Marco sai antes de batermos, Maraisa está animada e saltitante.

— Foi divertido? — Pergunta, ele é mil vezes mais tranquilo que Almira.

— Foi incrível, vocês deveriam ter feito isso á tempos! Aliás, ela não conhece nada, qual é a de vocês? Vão viver assim para sempre? — Pergunto vendo Almira encostar-se ao seu lado.

— Temos medo, Marilia...entre. — Ela diz. — Há pessoas ruins no mundo, pessoas que podem magoá-la.

— Certo, mas e se vocês morrem? Não estou desejando o mal, mas é algo que acontece. — Arqueio a sobrancelha a procurando pela sala.

— Ela foi para a sala de pintura. — Marco chama minha atenção tocando em meu braço. — E estamos melhorando, não é? Sobre deixá-la viver um pouco mais.

— Você não vem? — Assusto-me quando olho para o corredor e a cabeça dela aparece na porta.

— É melhor irmos. — Acompanho os três até a sala.

Um cômodo de mais ou menos quatro metros quadrados cheio de telas penduradas nas paredes ou em suportes virados para a janela. As paredes são em cores rosa e azul bebê estranhamente misturadas. Há pinturas de flores, jardins, árvores, casas, animais, um céu cheio de nuvens e o céu tempestuoso. Incríveis pinturas, com traços fortes e perfeitos.

— Uau. — Falo suspirando, passando por todas as pinturas grandes e pequenas.
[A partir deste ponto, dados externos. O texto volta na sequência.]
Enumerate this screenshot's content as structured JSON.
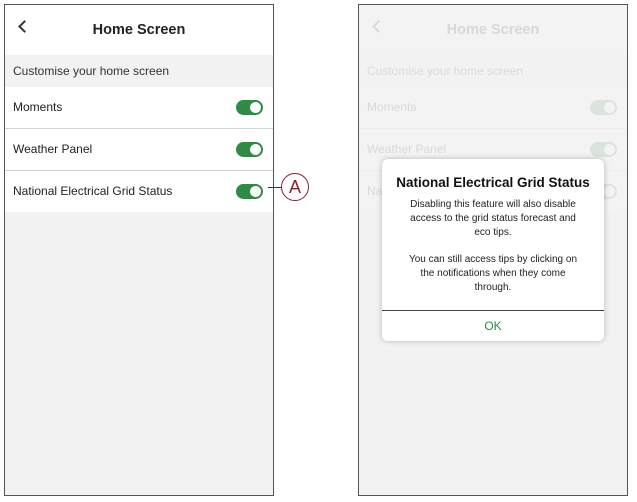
{
  "left_screen": {
    "header": {
      "title": "Home Screen"
    },
    "section_label": "Customise your home screen",
    "settings": [
      {
        "label": "Moments",
        "enabled": true
      },
      {
        "label": "Weather Panel",
        "enabled": true
      },
      {
        "label": "National Electrical Grid Status",
        "enabled": true
      }
    ],
    "callout": "A"
  },
  "right_screen": {
    "dialog": {
      "title": "National Electrical Grid Status",
      "body_1": "Disabling this feature will also disable access to the grid status forecast and eco tips.",
      "body_2": "You can still access tips by clicking on the notifications when they come through.",
      "ok_label": "OK"
    }
  },
  "colors": {
    "toggle_on": "#2e8b43",
    "callout": "#8b2030",
    "ok_text": "#2e8b43"
  }
}
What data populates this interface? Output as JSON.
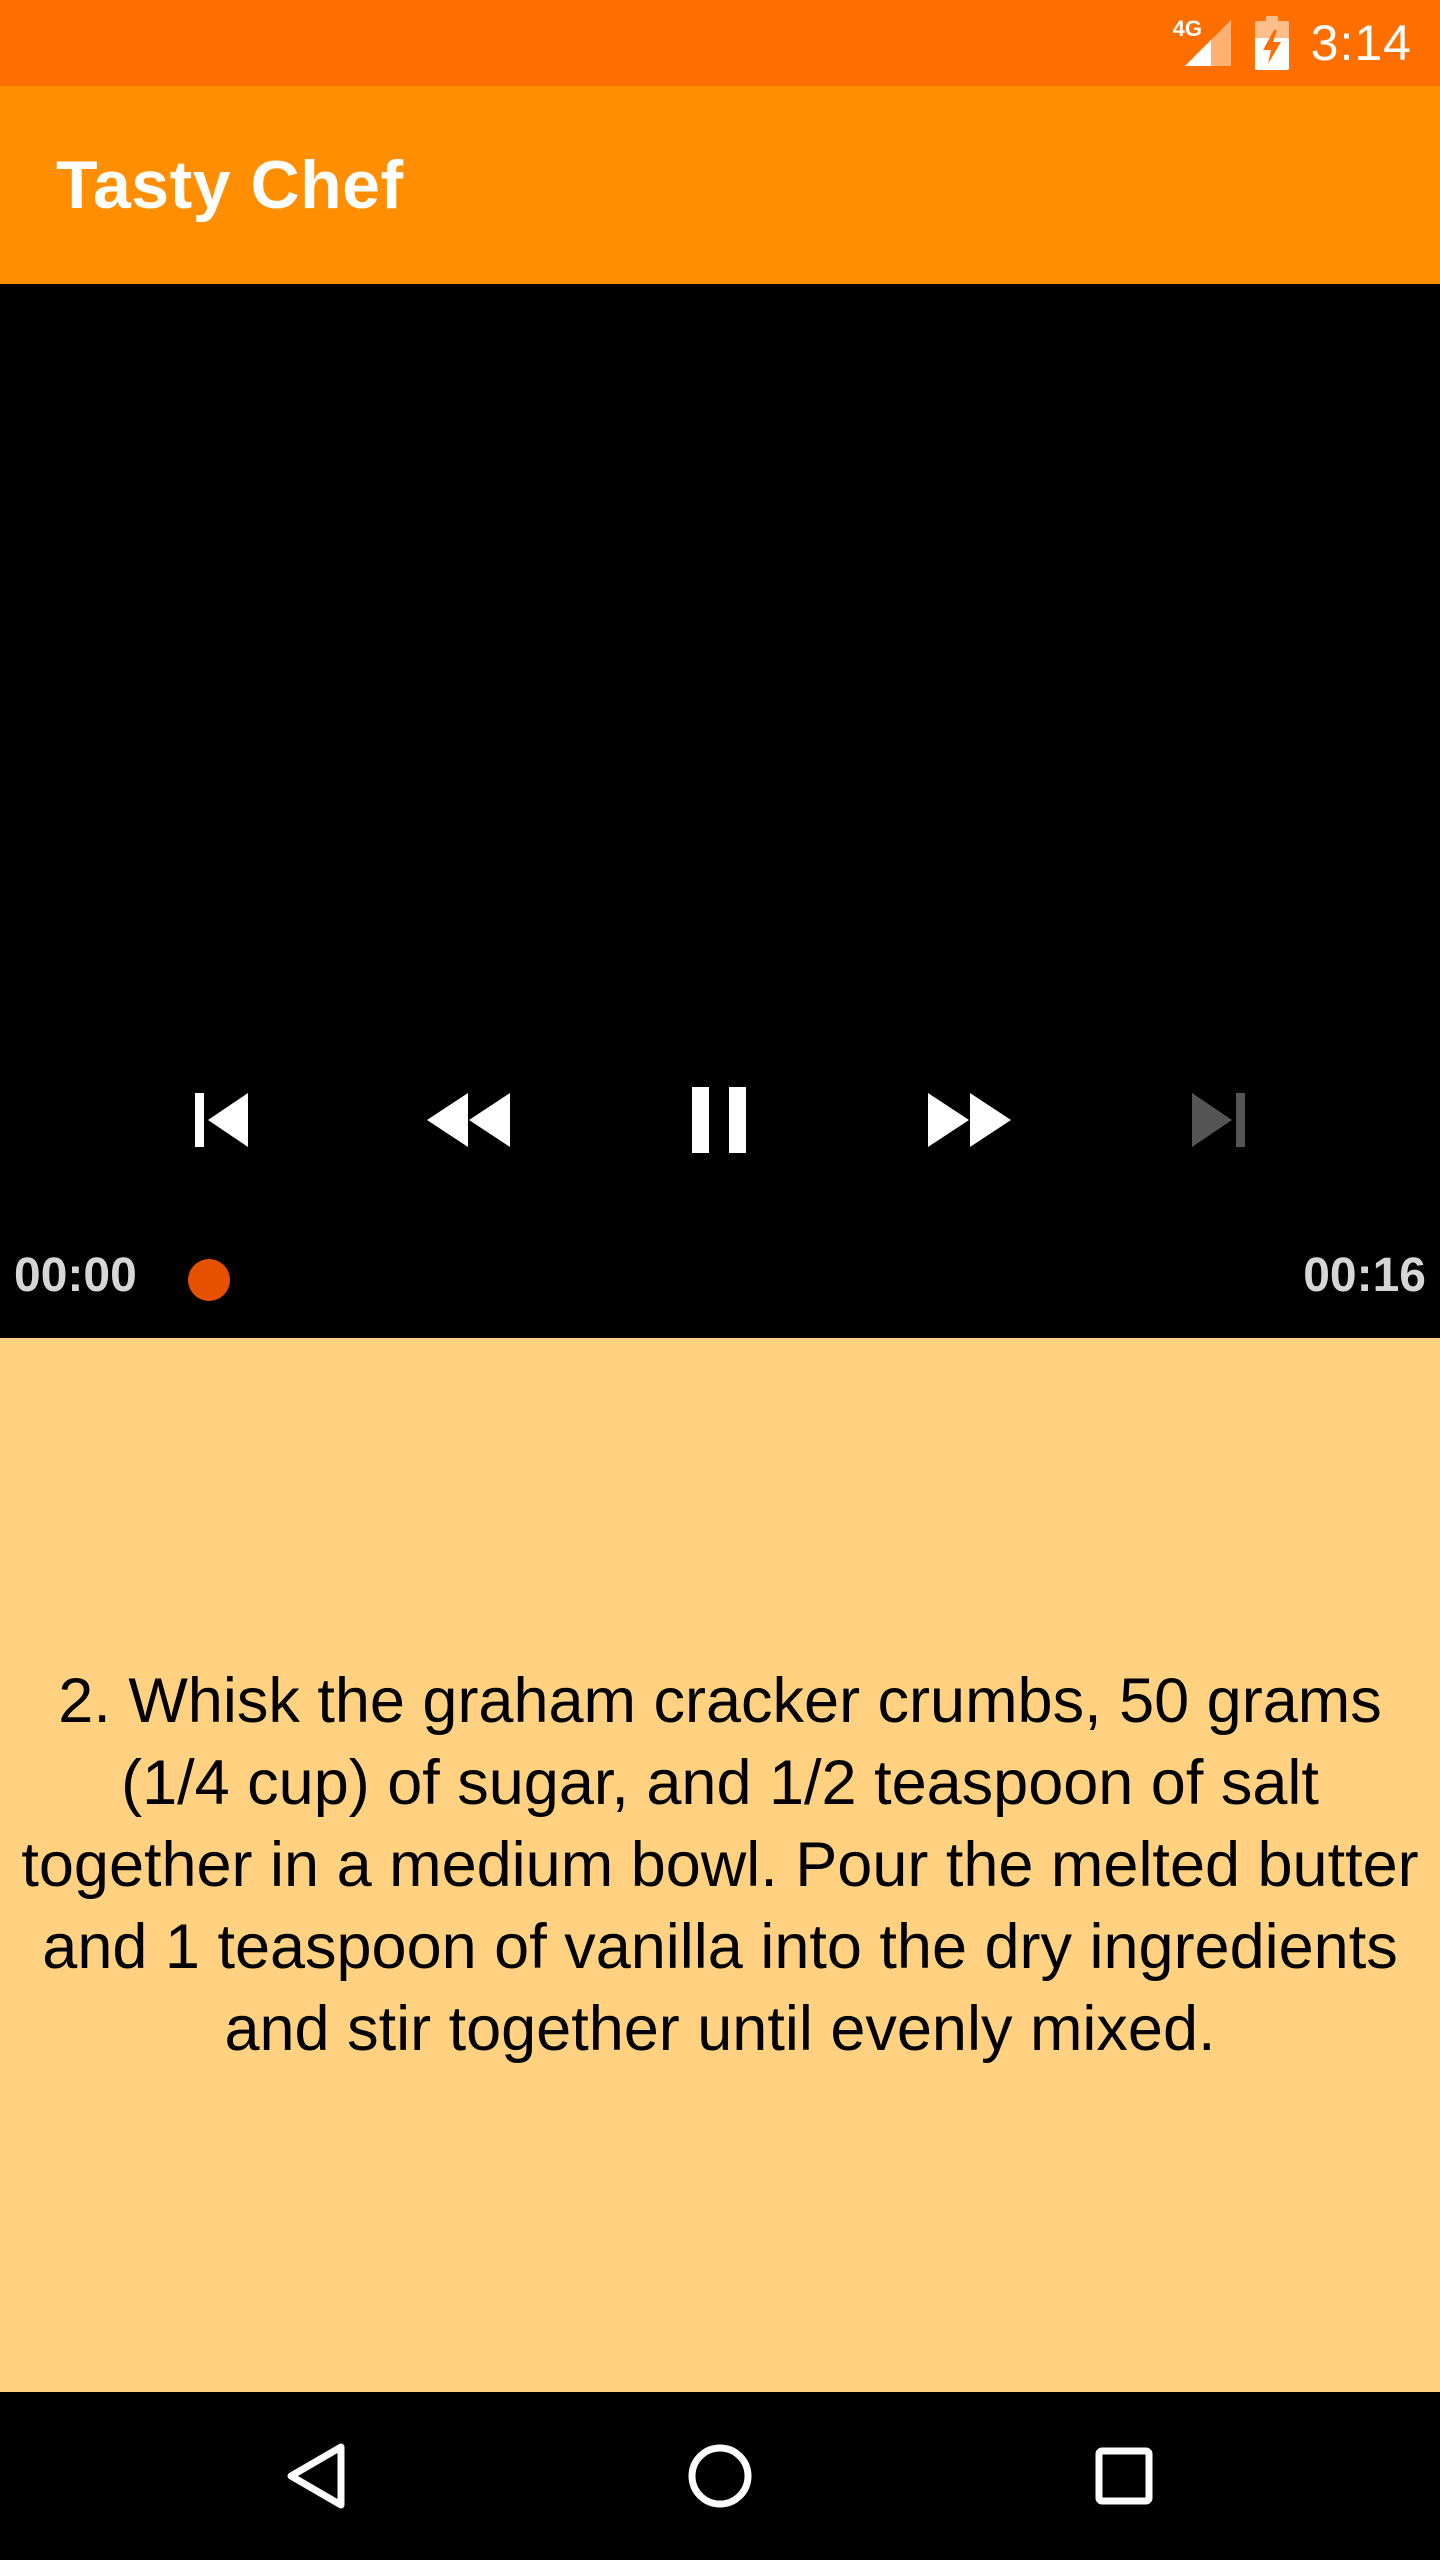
{
  "status_bar": {
    "network": "4G",
    "time": "3:14",
    "icons": [
      "signal-icon",
      "battery-charging-icon"
    ]
  },
  "app_bar": {
    "title": "Tasty Chef"
  },
  "player": {
    "controls": [
      {
        "name": "previous-button",
        "icon": "skip-previous-icon",
        "enabled": true
      },
      {
        "name": "rewind-button",
        "icon": "rewind-icon",
        "enabled": true
      },
      {
        "name": "pause-button",
        "icon": "pause-icon",
        "enabled": true
      },
      {
        "name": "fast-forward-button",
        "icon": "fast-forward-icon",
        "enabled": true
      },
      {
        "name": "next-button",
        "icon": "skip-next-icon",
        "enabled": false
      }
    ],
    "current_time": "00:00",
    "duration": "00:16",
    "progress": 0.0,
    "accent_color": "#E65100"
  },
  "step": {
    "text": "2. Whisk the graham cracker crumbs, 50 grams (1/4 cup) of sugar, and 1/2 teaspoon of salt together in a medium bowl. Pour the melted butter and 1 teaspoon of vanilla into the dry ingredients and stir together until evenly mixed."
  },
  "nav_bar": {
    "buttons": [
      "back-icon",
      "home-icon",
      "recents-icon"
    ]
  },
  "colors": {
    "status_bar": "#FF6F00",
    "app_bar": "#FF8F00",
    "step_background": "#FFD180"
  }
}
—  Ela ama pintar, todos os dias vem aqui. —  Almira fica boba, me acompanhando. —  Essas são as últimas. —  Uma é um enorme campo florido com margaridas e rosas vermelhas, o outro um céu com lua cheia e o terceiro...Esse faz meu coração parar, um rosto manchado com tintas coloridas, uma pessoa qualquer não saberia dizer quem é mas quando se tem um espelho em casa, reconhece-se o próprio rosto em qualquer lugar.

—  Esse é o primeiro rosto que ela fez mas não sei dizer quem é, pelas manchas. —  Almira me olha confusa, dou meio sorriso e olho Maraisa do outro lado do cômodo, encolhida junto a porta.

—  É lindo. —  Mantenho o contato enquanto falo, quero abraçá-la e entender o porquê de ter feito. Amei tanto.

—  Vamos? Ela gosta de ficar sozinha para desenhar. —  Almira pede indo em direção à saída.

Maraisa não parece querer ficar só, juro que vejo sua cabeça mexer negativamente. Dou mais uma volta no pequeno cômodo tão cheio, meus dedos passam pelas molduras nas paredes. Será que isso reflete seus sentimentos? Sensações? Ora alegres e coloridos, ora tristes e obscuros.

—  Marilia? —  Almira volta a me chamar.

—  Ela pode ficar? —  Maraisa pergunta, surpreendendo a todos nós.

—  Mas... —  Ela protesta e desiste.

—  Tudo bem, você estava fazendo o almoço né? Logo vou para a empresa.

—  Não deixa ela te atrasar. —  Dá um riso pequeno dando as costas para nós.

Maraisa fica me olhando. Dou lhe um sorriso um pouco mais fascinada, ela senta no banquinho, pega um pincel e começa a pintar. Permaneço em silêncio por um tempo até distinguir uma silhueta: a cabeça, os braços, sem muitos detalhes, só o contorno.

—  É você. —  Diz, sorrindo. —  Porque você é cheia de curvas e o vermelho é porque chama atenção. —  Sussurra, vermelha.

—  Obrigada, posso levar comigo? —  Pergunto, tocando a ponta do papel.

—  Pode. —  Dá de ombros.

—  O que é aquilo? —  Vejo um monte de coisas no canto.

—  São quadros que minha mãe guardou, pois são tristes. —  Sigo até lá tirando o pano, há uns dez quadros. Abaixo-me para ver.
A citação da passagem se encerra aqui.